The US Congress moved Friday to open the way for retaliation against China over its currency, warning that it has lost patience with quiet efforts to press Beijing to let its yuan appreciate.
One day after President Barack Obama pressed Chinese Premier Wen Jiabao on currency in a meeting in New York, Obama’s allies in Congress approved a measure that accuses Beijing of killing US manufacturing jobs with its yuan.
The House Ways and Means Committee, which writes tax laws, voted to expand the powers of the Commerce Department to allow it to impose tariffs when another nation is found to be manipulating its currency’s value.
Under longstanding regulations, the Commerce Department can only impose tariffs on foreign goods if the producer country directly subsidizes an export.

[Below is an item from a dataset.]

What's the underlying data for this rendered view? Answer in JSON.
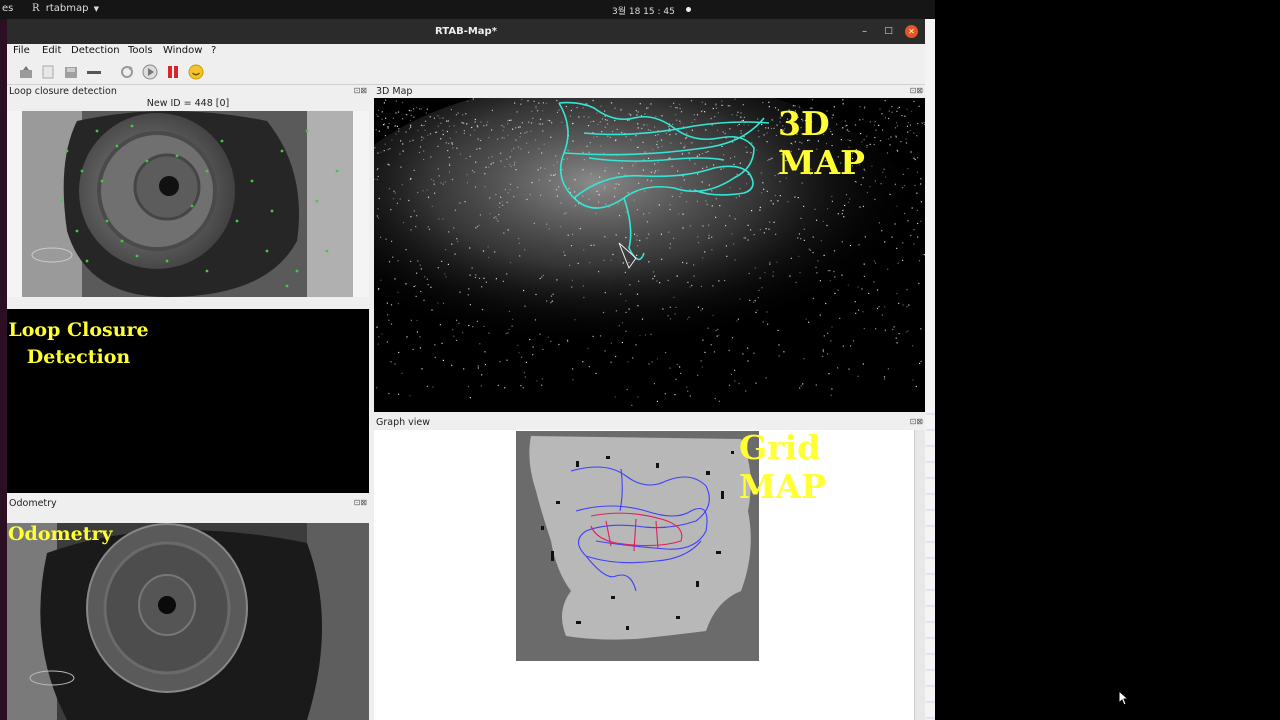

The committee sent the bill to the full House, which is expected to vote on the measure in the coming weeks. Critics accused Obama’s Democratic Party of rushing the measure in a last-ditch attempt to win labor union support ahead of November 2 elections, in which the wobbly US economy is the headline issue.
Representative Charles Rangel, a Democrat from New York, scoffed at claims of electoral calculations and said that the United States needed to act to restore its manufacturing industry and halt the flood of inexpensive imports.
“We’re sending a message to communist China that we will not tolerate unfairness in trade, notwithstanding the fact that we are the beneficiary of their cheap slave labor,” Rangel said.
Representative Sandy Levin, a Democrat from economically struggling Michigan, said that China’s exchange rate policy “has a major impact on American businesses, and American jobs, which is what this is all about.”